A model of blood-ammonia homeostasis based on a quantitative analysis of nitrogen metabolism in the multiple organs involved in the production, catabolism, and excretion of ammonia in humans

Increased blood ammonia (NH(3)) is an important causative factor in hepatic encephalopathy, and clinical treatment of hepatic encephalopathy is focused on lowering NH(3). Ammonia is a central element in intraorgan nitrogen (N) transport, and modeling the factors that determine blood-NH(3) concentration is complicated by the need to account for a variety of reactions carried out in multiple organs. This review presents a detailed quantitative analysis of the major factors determining blood-NH(3) homeostasis – the N metabolism of urea, NH(3), and amino acids by the liver, gastrointestinal system, muscle, kidney, and brain – with the ultimate goal of creating a model that allows for prediction of blood-NH(3) concentration.

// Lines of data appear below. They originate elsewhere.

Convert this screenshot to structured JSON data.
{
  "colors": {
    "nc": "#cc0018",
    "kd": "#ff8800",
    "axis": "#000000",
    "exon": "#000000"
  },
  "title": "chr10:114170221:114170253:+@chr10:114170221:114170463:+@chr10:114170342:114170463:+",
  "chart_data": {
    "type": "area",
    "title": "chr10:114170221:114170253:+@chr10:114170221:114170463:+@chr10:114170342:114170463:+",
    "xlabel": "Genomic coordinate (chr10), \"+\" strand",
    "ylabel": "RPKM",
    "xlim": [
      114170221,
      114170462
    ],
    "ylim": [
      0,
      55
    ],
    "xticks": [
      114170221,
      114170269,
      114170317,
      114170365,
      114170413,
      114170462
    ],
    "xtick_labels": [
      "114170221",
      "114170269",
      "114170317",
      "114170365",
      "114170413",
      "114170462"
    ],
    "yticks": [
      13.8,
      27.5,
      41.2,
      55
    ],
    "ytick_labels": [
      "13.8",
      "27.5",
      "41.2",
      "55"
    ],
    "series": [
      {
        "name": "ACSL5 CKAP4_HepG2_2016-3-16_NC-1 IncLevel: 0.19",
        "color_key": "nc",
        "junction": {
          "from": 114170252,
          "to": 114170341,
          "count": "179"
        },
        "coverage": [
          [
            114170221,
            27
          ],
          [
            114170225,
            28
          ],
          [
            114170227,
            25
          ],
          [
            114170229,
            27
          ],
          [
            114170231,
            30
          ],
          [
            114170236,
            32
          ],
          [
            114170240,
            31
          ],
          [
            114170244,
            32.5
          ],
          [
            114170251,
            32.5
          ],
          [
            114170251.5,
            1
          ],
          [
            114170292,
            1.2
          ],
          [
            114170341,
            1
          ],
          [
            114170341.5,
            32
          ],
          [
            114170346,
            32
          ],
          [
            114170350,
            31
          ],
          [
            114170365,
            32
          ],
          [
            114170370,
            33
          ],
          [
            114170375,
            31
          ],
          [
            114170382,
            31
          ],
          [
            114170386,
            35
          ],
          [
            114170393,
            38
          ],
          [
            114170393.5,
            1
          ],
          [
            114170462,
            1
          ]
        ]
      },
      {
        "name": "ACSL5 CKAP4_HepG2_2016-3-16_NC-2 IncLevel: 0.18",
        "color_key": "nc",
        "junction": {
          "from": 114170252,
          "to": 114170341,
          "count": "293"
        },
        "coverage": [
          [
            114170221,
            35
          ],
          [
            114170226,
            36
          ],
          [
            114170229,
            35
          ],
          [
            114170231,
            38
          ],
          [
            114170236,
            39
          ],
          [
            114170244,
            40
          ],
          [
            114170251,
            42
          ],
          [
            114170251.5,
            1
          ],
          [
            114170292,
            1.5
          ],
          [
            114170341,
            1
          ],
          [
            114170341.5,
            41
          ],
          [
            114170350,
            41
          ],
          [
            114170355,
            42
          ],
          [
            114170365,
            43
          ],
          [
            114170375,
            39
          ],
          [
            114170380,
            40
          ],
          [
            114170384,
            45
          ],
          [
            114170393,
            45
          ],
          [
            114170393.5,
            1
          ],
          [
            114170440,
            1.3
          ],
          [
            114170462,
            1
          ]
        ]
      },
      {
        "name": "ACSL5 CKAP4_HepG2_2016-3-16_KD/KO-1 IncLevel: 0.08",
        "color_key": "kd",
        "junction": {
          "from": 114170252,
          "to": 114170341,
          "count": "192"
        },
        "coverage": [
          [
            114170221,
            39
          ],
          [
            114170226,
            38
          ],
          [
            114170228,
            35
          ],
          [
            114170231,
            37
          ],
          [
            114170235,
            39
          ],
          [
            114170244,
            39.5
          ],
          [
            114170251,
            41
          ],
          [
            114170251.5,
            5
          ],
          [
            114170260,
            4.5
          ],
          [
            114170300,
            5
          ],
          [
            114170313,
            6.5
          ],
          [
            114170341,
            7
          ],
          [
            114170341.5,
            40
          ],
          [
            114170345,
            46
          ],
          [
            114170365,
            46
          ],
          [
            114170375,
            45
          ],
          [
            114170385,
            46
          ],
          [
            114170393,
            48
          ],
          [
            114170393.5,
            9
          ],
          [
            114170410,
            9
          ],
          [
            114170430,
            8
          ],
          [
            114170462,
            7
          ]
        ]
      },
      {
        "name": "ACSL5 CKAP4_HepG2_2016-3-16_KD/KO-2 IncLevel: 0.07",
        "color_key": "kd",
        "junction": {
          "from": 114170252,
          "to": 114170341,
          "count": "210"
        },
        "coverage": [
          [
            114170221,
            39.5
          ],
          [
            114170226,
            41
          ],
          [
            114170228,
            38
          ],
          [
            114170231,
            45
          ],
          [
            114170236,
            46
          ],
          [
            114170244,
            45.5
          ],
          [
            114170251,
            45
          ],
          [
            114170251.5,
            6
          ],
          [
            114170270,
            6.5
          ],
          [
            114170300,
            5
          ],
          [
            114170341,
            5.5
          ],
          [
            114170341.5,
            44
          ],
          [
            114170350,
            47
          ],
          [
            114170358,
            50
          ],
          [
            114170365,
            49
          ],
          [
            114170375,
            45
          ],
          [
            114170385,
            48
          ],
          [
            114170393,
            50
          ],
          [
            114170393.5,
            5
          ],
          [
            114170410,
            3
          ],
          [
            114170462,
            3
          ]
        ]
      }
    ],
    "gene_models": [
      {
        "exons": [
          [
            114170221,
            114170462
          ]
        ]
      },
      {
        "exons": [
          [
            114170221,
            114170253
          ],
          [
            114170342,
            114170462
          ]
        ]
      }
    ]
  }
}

Although enormous amounts of NH(3) are produced during normal liver amino-acid metabolism, this NH(3) is completely captured by the urea cycle and does not contribute to blood NH(3). While some systemic NH(3) derives from renal and muscle metabolism, the primary site of blood-NH(3) production is the gastrointestinal tract, as evidenced by portal vein-NH(3) concentrations that are about three times that of systemic blood. Three mechanisms, in order of quantitative importance, release NH(3) in the gut: 1) hydrolysis of urea by bacterial urease, 2) bacterial protein deamination, and 3) intestinal mucosal glutamine metabolism. Although the colon is conventionally assumed to be the major site of gut-NH(3) production, evidence is reviewed that indicates that the stomach (via Helicobacter pylori metabolism) and small intestine and may be of greater importance. In healthy subjects, most of this gut NH(3) is removed by the liver before reaching the systemic circulation. Using a quantitative model, loss of this “first-pass metabolism” due to portal collateral circulation can account for the hyperammonemia observed in chronic liver disease, and there is usually no need to implicate hepatocyte malfunction. In contrast, in acute hepatic necrosis, hyperammonemia results from damaged hepatocytes. Although muscle-NH(3) uptake is normally negligible, it can become important in severe hyperammonemia. The NH(3)-lowering actions of intestinal antibiotics (rifaximin) and lactulose are discussed in detail, with particular emphasis on the seeming lack of importance of the frequently emphasized acidifying action of lactulose in the colon.